Ripples and Droplets can be seen on the north facing wall above the entrance lane that runs between the Castlereagh Street facade of 116 Bathurst Street and the Porter House hotel beside it. The work is designed to be seen laterally, given most vantage points will be from across the street or from beneath.

The mural is part of a series called Drawing Paintings, Painting Drawings. The name refers to a technique invented by the artist that allows her to draw and paint simultaneously. Instead of a brush, she works with a container that dispenses paint through a small plastic tube and needle, which creates droplet effects as she draws lines across the surface.

Maria Fernanda Cardoso grew up in Colombia surrounded by architecture and design. The daughter of two architects, she spent eighteen months studying architecture herself before switching to art.
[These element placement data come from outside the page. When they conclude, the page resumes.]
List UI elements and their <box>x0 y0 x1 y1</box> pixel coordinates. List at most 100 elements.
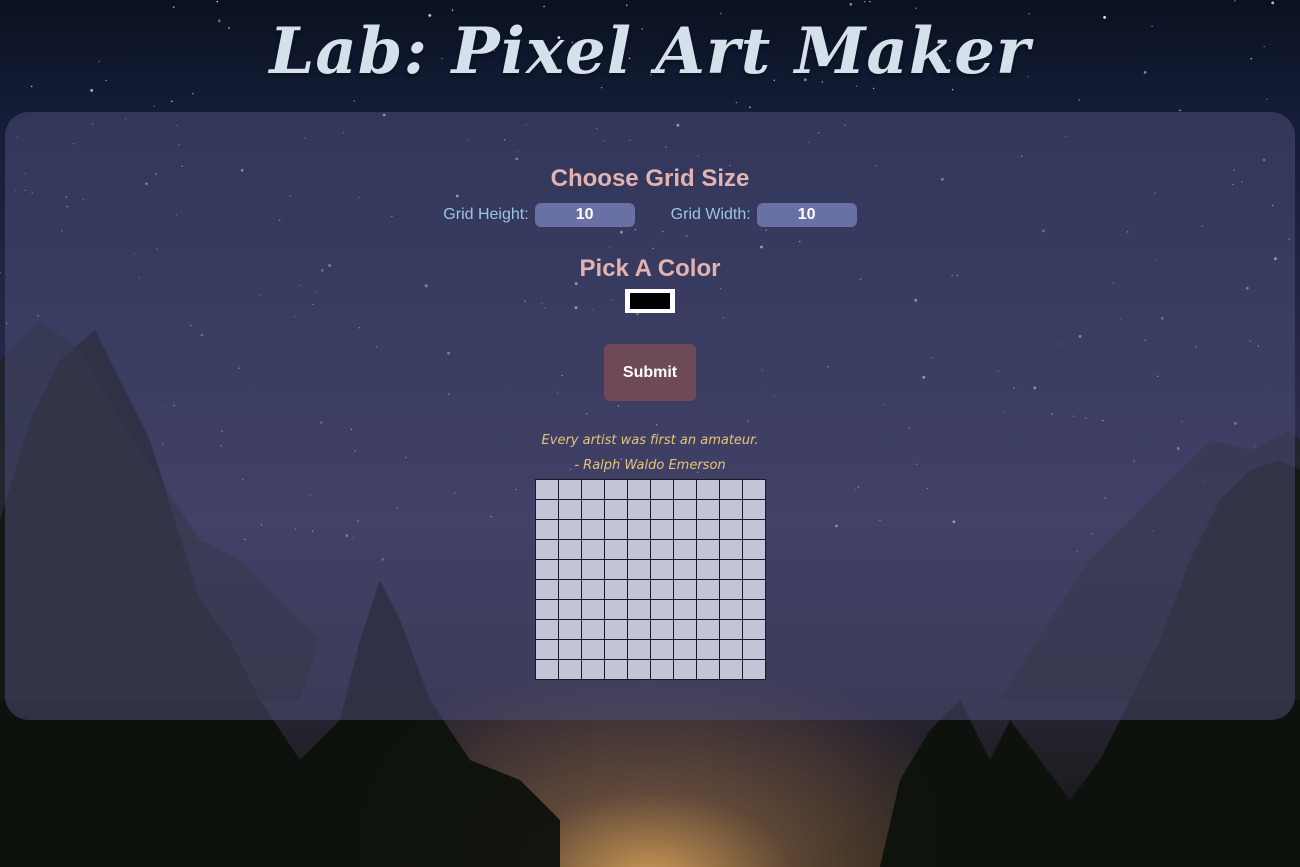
grid-cell[interactable] <box>650 499 674 520</box>
grid-cell[interactable] <box>558 499 582 520</box>
grid-cell[interactable] <box>558 519 582 540</box>
grid-cell[interactable] <box>719 599 743 620</box>
grid-cell[interactable] <box>742 599 766 620</box>
grid-cell[interactable] <box>742 499 766 520</box>
grid-cell[interactable] <box>558 599 582 620</box>
grid-cell[interactable] <box>558 539 582 560</box>
grid-cell[interactable] <box>696 619 720 640</box>
grid-cell[interactable] <box>673 519 697 540</box>
grid-cell[interactable] <box>581 619 605 640</box>
grid-cell[interactable] <box>604 619 628 640</box>
grid-cell[interactable] <box>696 519 720 540</box>
grid-cell[interactable] <box>627 539 651 560</box>
grid-cell[interactable] <box>535 639 559 660</box>
grid-cell[interactable] <box>627 579 651 600</box>
grid-cell[interactable] <box>742 619 766 640</box>
grid-cell[interactable] <box>719 479 743 500</box>
grid-cell[interactable] <box>558 479 582 500</box>
grid-cell[interactable] <box>581 519 605 540</box>
grid-cell[interactable] <box>673 639 697 660</box>
grid-cell[interactable] <box>581 599 605 620</box>
grid-cell[interactable] <box>650 659 674 680</box>
grid-cell[interactable] <box>535 479 559 500</box>
grid-cell[interactable] <box>604 599 628 620</box>
grid-cell[interactable] <box>696 499 720 520</box>
grid-cell[interactable] <box>581 539 605 560</box>
grid-cell[interactable] <box>535 599 559 620</box>
grid-cell[interactable] <box>627 479 651 500</box>
grid-cell[interactable] <box>535 559 559 580</box>
grid-height-input[interactable] <box>534 203 635 227</box>
grid-cell[interactable] <box>742 539 766 560</box>
grid-cell[interactable] <box>581 579 605 600</box>
grid-cell[interactable] <box>650 599 674 620</box>
grid-cell[interactable] <box>742 639 766 660</box>
grid-cell[interactable] <box>673 619 697 640</box>
grid-cell[interactable] <box>696 539 720 560</box>
grid-cell[interactable] <box>719 639 743 660</box>
grid-cell[interactable] <box>650 519 674 540</box>
grid-cell[interactable] <box>581 499 605 520</box>
grid-cell[interactable] <box>742 559 766 580</box>
grid-cell[interactable] <box>719 539 743 560</box>
grid-cell[interactable] <box>604 559 628 580</box>
grid-cell[interactable] <box>719 619 743 640</box>
grid-cell[interactable] <box>558 559 582 580</box>
grid-cell[interactable] <box>673 539 697 560</box>
grid-cell[interactable] <box>719 559 743 580</box>
grid-cell[interactable] <box>627 499 651 520</box>
grid-cell[interactable] <box>535 519 559 540</box>
grid-cell[interactable] <box>696 559 720 580</box>
submit-button[interactable]: Submit <box>604 344 696 401</box>
grid-cell[interactable] <box>604 499 628 520</box>
grid-cell[interactable] <box>742 579 766 600</box>
grid-cell[interactable] <box>581 559 605 580</box>
grid-cell[interactable] <box>673 559 697 580</box>
grid-cell[interactable] <box>673 599 697 620</box>
grid-cell[interactable] <box>696 639 720 660</box>
grid-cell[interactable] <box>673 579 697 600</box>
grid-cell[interactable] <box>581 659 605 680</box>
grid-cell[interactable] <box>742 479 766 500</box>
grid-cell[interactable] <box>558 579 582 600</box>
grid-cell[interactable] <box>604 659 628 680</box>
grid-cell[interactable] <box>627 559 651 580</box>
grid-cell[interactable] <box>673 659 697 680</box>
grid-cell[interactable] <box>604 519 628 540</box>
grid-cell[interactable] <box>650 579 674 600</box>
grid-cell[interactable] <box>627 659 651 680</box>
grid-cell[interactable] <box>650 479 674 500</box>
grid-cell[interactable] <box>673 499 697 520</box>
grid-cell[interactable] <box>742 659 766 680</box>
grid-cell[interactable] <box>696 599 720 620</box>
grid-cell[interactable] <box>627 599 651 620</box>
grid-cell[interactable] <box>604 539 628 560</box>
grid-cell[interactable] <box>627 639 651 660</box>
grid-cell[interactable] <box>650 639 674 660</box>
grid-cell[interactable] <box>696 659 720 680</box>
grid-cell[interactable] <box>627 619 651 640</box>
grid-width-input[interactable] <box>756 203 857 227</box>
grid-cell[interactable] <box>581 479 605 500</box>
grid-cell[interactable] <box>742 519 766 540</box>
grid-cell[interactable] <box>581 639 605 660</box>
grid-cell[interactable] <box>627 519 651 540</box>
grid-cell[interactable] <box>535 579 559 600</box>
grid-cell[interactable] <box>673 479 697 500</box>
grid-cell[interactable] <box>650 619 674 640</box>
grid-cell[interactable] <box>719 499 743 520</box>
color-picker[interactable] <box>625 289 675 313</box>
grid-cell[interactable] <box>696 579 720 600</box>
grid-cell[interactable] <box>650 559 674 580</box>
grid-cell[interactable] <box>719 519 743 540</box>
grid-cell[interactable] <box>558 659 582 680</box>
grid-cell[interactable] <box>558 639 582 660</box>
grid-cell[interactable] <box>558 619 582 640</box>
grid-cell[interactable] <box>535 659 559 680</box>
grid-cell[interactable] <box>604 639 628 660</box>
grid-cell[interactable] <box>696 479 720 500</box>
grid-cell[interactable] <box>604 479 628 500</box>
grid-cell[interactable] <box>535 619 559 640</box>
grid-cell[interactable] <box>535 539 559 560</box>
grid-cell[interactable] <box>650 539 674 560</box>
She has since been celebrated as an artist worldwide—from Bogotá to New York, Venice to London—for her distinctive vision and her curiosity about the hidden wonders of the natural world.
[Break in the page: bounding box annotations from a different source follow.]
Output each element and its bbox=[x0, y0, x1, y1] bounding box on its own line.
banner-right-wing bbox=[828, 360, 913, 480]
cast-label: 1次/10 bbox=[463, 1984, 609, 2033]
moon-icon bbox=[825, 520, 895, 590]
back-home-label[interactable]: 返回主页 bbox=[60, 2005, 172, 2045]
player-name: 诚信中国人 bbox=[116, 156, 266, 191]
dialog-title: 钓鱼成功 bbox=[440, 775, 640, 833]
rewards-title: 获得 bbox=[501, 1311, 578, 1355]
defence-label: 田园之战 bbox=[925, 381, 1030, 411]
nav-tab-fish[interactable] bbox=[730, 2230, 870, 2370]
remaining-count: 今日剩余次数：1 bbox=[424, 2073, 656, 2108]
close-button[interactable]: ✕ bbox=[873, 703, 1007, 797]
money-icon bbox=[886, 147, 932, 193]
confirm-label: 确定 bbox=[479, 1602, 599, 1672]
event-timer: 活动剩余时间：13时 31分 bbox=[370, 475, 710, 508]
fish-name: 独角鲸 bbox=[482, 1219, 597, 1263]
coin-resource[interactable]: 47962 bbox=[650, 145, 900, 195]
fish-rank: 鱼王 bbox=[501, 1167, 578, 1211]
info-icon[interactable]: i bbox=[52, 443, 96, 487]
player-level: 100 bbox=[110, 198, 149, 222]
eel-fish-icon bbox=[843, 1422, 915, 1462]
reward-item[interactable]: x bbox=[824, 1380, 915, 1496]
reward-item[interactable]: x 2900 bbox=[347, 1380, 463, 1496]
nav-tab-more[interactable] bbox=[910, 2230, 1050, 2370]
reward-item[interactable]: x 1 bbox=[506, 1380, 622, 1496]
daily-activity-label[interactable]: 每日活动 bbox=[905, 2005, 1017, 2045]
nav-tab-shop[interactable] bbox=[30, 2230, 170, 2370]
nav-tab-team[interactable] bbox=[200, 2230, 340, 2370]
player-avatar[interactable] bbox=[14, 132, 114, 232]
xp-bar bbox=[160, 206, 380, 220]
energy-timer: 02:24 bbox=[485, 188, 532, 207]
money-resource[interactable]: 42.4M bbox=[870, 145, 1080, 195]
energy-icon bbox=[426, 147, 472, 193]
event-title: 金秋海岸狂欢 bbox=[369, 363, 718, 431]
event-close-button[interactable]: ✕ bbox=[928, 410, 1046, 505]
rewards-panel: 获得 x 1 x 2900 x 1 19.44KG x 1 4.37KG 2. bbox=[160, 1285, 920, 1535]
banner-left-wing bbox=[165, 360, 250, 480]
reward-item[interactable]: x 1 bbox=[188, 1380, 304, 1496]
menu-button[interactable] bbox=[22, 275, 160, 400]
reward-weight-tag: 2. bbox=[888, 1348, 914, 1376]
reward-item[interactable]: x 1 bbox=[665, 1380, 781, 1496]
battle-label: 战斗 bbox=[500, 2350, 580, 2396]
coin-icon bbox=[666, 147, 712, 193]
The Castle Residences and hotel will open in late April. An exhibition by Maria Fernanda Cardoso, detailing the creative process behind Ripples and Droplets, will be available for viewing in the Porter House during this time.

Artist Maria Fernanda Cardoso said: “When I started to make public art, I just felt at such ease. I had prepared all my life for it. In a public space, scale is very important, because most things go unperceived. The scale makes them visible. The patterns are like ripples in water, and if you look closer, there are droplets. My concept from the beginning was about painting as a fluid. That is why it has ended up being ripples and droplets.”
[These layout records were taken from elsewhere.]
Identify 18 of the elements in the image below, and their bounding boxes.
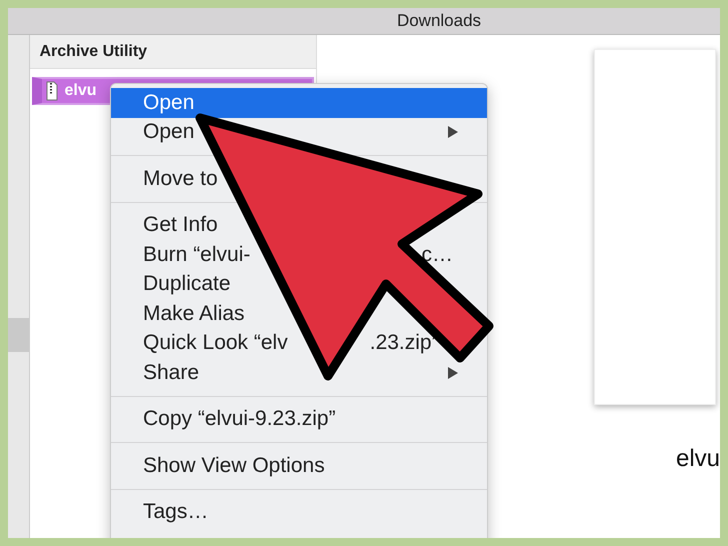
menu-item[interactable]: Share [143,360,200,385]
menu-item[interactable]: Open [111,88,487,118]
menu-item[interactable]: Burn “elvui- [143,242,250,267]
window-title: Downloads [396,11,482,31]
menu-item[interactable]: Duplicate [143,272,231,296]
menu-item[interactable]: Show View Options [143,454,325,478]
column-title: Archive Utility [39,42,148,60]
menu-item[interactable]: Get Info [143,213,218,238]
menu-item[interactable]: Make Alias [143,302,245,326]
menu-item[interactable]: Move to [143,166,218,191]
menu-item[interactable]: Tags… [143,500,208,524]
menu-item[interactable]: Quick Look “elv [143,331,288,356]
zip-file-icon [46,81,58,101]
preview-filename: elvu [676,445,720,473]
file-name: elvu [64,82,96,100]
menu-item[interactable]: Copy “elvui-9.23.zip” [143,407,336,432]
menu-item-label: .23.zip” [370,331,439,356]
menu-item[interactable]: Open [143,120,194,144]
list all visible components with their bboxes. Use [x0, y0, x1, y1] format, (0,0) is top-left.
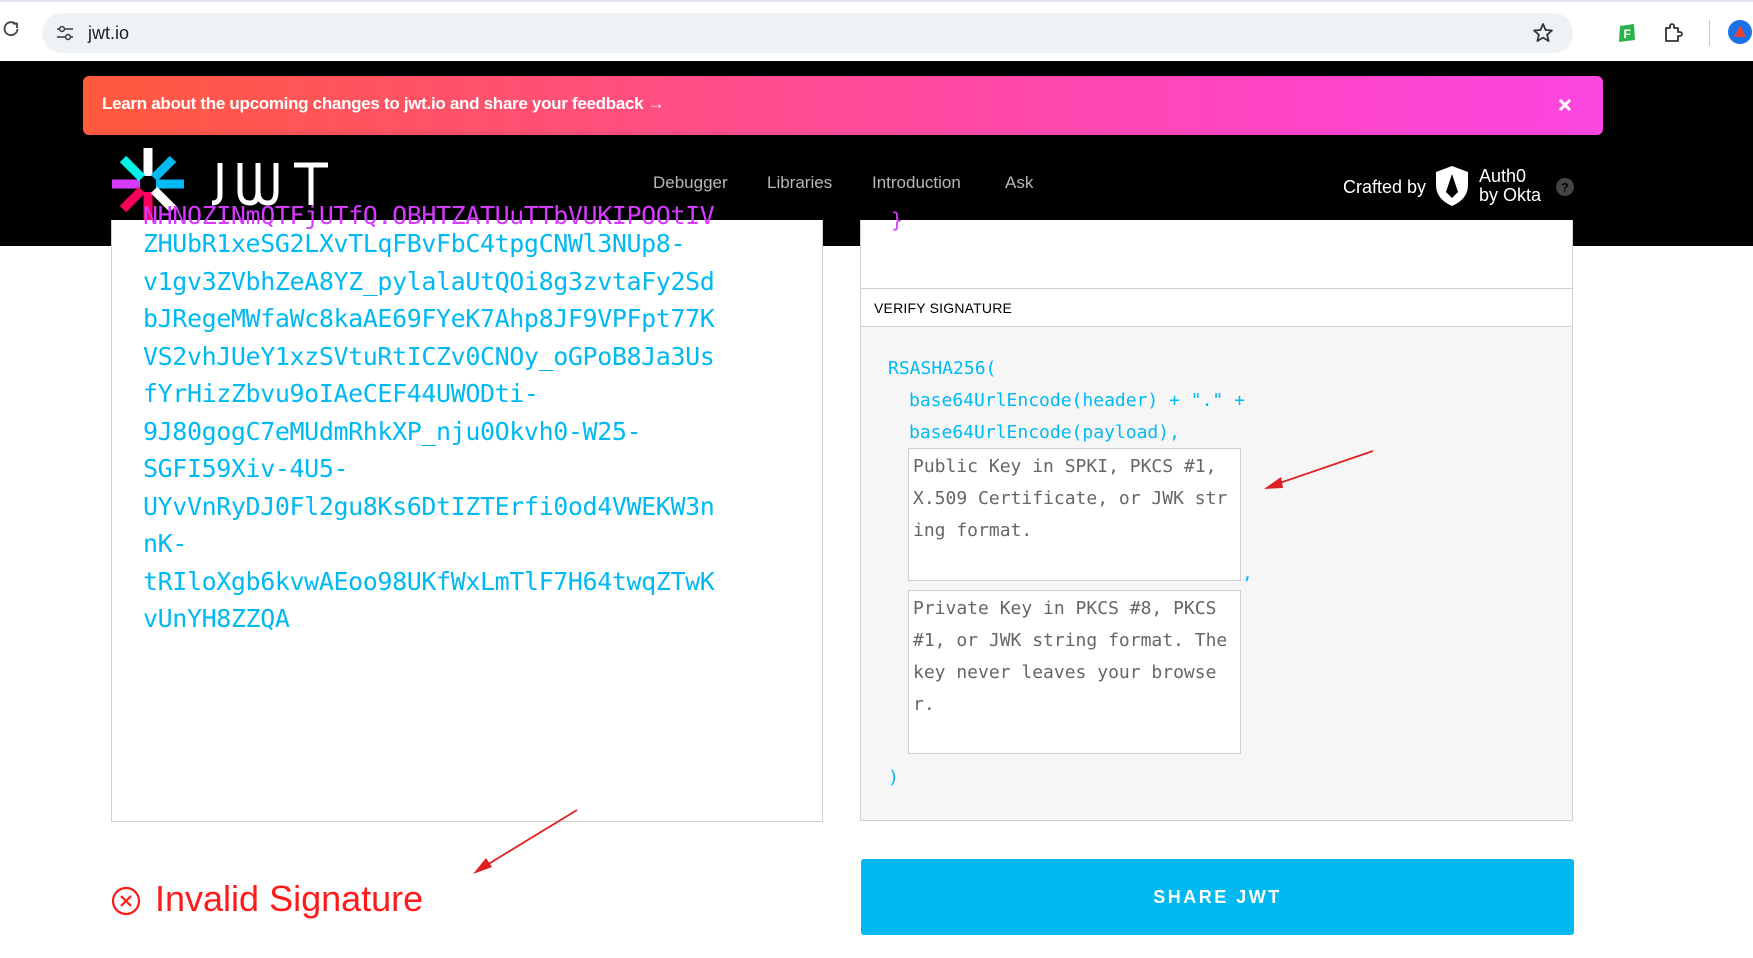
- nav-libraries[interactable]: Libraries: [767, 173, 832, 193]
- svg-text:F: F: [1624, 27, 1631, 41]
- close-icon[interactable]: [1555, 95, 1575, 115]
- token-line: nK-: [143, 529, 187, 558]
- public-key-input[interactable]: Public Key in SPKI, PKCS #1, X.509 Certi…: [908, 448, 1241, 581]
- token-line: fYrHizZbvu9oIAeCEF44UWODti-: [143, 379, 539, 408]
- token-line: tRIloXgb6kvwAEoo98UKfWxLmTlF7H64twqZTwK: [143, 566, 715, 596]
- token-line: UYvVnRyDJ0Fl2gu8Ks6DtIZTErfi0od4VWEKW3n: [143, 491, 715, 521]
- bookmark-star-icon[interactable]: [1531, 21, 1555, 45]
- token-line: SGFI59Xiv-4U5-: [143, 454, 349, 483]
- encoded-token-text[interactable]: NHNOZINmQTFjUTfQ.OBHTZATUuTTbVUKIPOOtIV Z…: [143, 201, 743, 638]
- algo-line: RSASHA256(: [888, 358, 997, 379]
- address-bar[interactable]: jwt.io: [42, 13, 1573, 53]
- payload-closing-brace: }: [891, 208, 904, 232]
- auth0-shield-icon[interactable]: [1434, 165, 1470, 207]
- url-text[interactable]: jwt.io: [88, 23, 129, 44]
- svg-text:?: ?: [1561, 181, 1568, 195]
- toolbar-separator: [1709, 20, 1710, 46]
- nav-ask[interactable]: Ask: [1005, 173, 1033, 193]
- token-line: v1gv3ZVbhZeA8YZ_pylalaUtQOi8g3zvtaFy2Sd: [143, 266, 715, 296]
- site-info-icon[interactable]: [56, 24, 74, 42]
- payload-encode-line: base64UrlEncode(payload),: [909, 422, 1180, 443]
- nav-introduction[interactable]: Introduction: [872, 173, 961, 193]
- profile-icon[interactable]: [1728, 20, 1752, 44]
- private-key-input[interactable]: Private Key in PKCS #8, PKCS #1, or JWK …: [908, 590, 1241, 754]
- reload-icon[interactable]: [2, 20, 20, 38]
- verify-signature-title: VERIFY SIGNATURE: [874, 300, 1013, 316]
- nav-debugger[interactable]: Debugger: [653, 173, 728, 193]
- extension-f-icon[interactable]: F: [1617, 23, 1637, 43]
- browser-toolbar: jwt.io F: [0, 0, 1753, 61]
- key-separator-comma: ,: [1242, 563, 1253, 584]
- crafted-by-text: Crafted by: [1343, 177, 1427, 197]
- token-line: vUnYH8ZZQA: [143, 604, 290, 633]
- error-circle-x-icon: [111, 886, 141, 916]
- verify-signature-header: VERIFY SIGNATURE: [861, 289, 1572, 327]
- banner-text[interactable]: Learn about the upcoming changes to jwt.…: [102, 94, 665, 114]
- feedback-banner[interactable]: Learn about the upcoming changes to jwt.…: [83, 76, 1603, 135]
- share-jwt-button[interactable]: SHARE JWT: [861, 859, 1574, 935]
- token-line: VS2vhJUeY1xzSVtuRtICZv0CNOy_oGPoB8Ja3Us: [143, 341, 715, 371]
- extensions-puzzle-icon[interactable]: [1662, 22, 1684, 44]
- token-line: 9J80gogC7eMUdmRhkXP_nju0Okvh0-W25-: [143, 416, 642, 446]
- token-line: bJRegeMWfaWc8kaAE69FYeK7Ahp8JF9VPFpt77K: [143, 304, 715, 333]
- auth0-by-okta-link[interactable]: Auth0 by Okta: [1479, 167, 1541, 205]
- payload-panel-bottom: }: [860, 208, 1573, 288]
- header-encode-line: base64UrlEncode(header) + "." +: [909, 390, 1245, 411]
- token-partial-line: NHNOZINmQTFjUTfQ.OBHTZATUuTTbVUKIPOOtIV: [143, 201, 715, 230]
- help-icon[interactable]: ?: [1556, 178, 1574, 196]
- share-jwt-label: SHARE JWT: [1153, 886, 1282, 907]
- verify-signature-panel: VERIFY SIGNATURE RSASHA256( base64UrlEnc…: [860, 288, 1573, 821]
- encoded-token-panel[interactable]: NHNOZINmQTFjUTfQ.OBHTZATUuTTbVUKIPOOtIV Z…: [111, 201, 823, 822]
- algo-closing-paren: ): [888, 767, 899, 788]
- invalid-signature-text: Invalid Signature: [155, 878, 424, 919]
Public art curator Amanda Sharrad said: “This artwork is a distinctive and exceptional landmark and Maria Fernanda Cardoso’s most ambitiously scaled work to date. Cardoso delights in finding, revealing and celebrating beauty and magnificence in small and seemingly insignificant forms and forces of nature. The biophilic design of this work calls to mind natural phenomena such as rain on a web, ripples on water, growth rings of a tree—meticulously enlarged to the scale of the built environment. Changing fluidly according to one’s vantage point, drawing the eye in from the street and upwards from below, the fine organic lines of white mineral paint contrast beautifully with the surrounding architectural order and urban colour, giving the artwork a quietly powerful presence.”

Architect Angelo Candalepas said: “There is a need for artworks on buildings to reflect the intentions of the architectural work, which is also art. We had wanted to add to the city something as strong as the Josef Albers sculpture in Martin Place or Alexander Calder’s in Australia Square—but with an Australian artist. Maria Fernanda Cardoso listened to the building’s needs and understood that the work deferred to the ancient idea of a circle in geometry, the sphere and the imperfection of pendulums in making these shapes. Her work reflects the tenuous nature of circles rather than their certainty, and in so doing it defers to nature. It has been completed through contemporary technology to appear both uncertain and permanent, at once of this time and absent of a time. It sits uneasily on microns off a concrete wall like the constellation of a thousand spiders. She leaves behind a great message about optimism in geometry, about the human ability to offer something joyous, with the arches of Castlereagh Street finding their source in this mirroring of nature.”

Hutchinson Project Manager Timothy Ferguson said: “Hutchinson has worked closely with Maria-Fernanda Cardoso and Amanda Sharrad to bring to life the artist’s vision, which is nestled off the side face of the 11-storey hotel facade under the main building’s cantilever. It has been challenging and rewarding to create and project this piece of art on such a large scale and to a detail that mimics the artist’s original concepts.”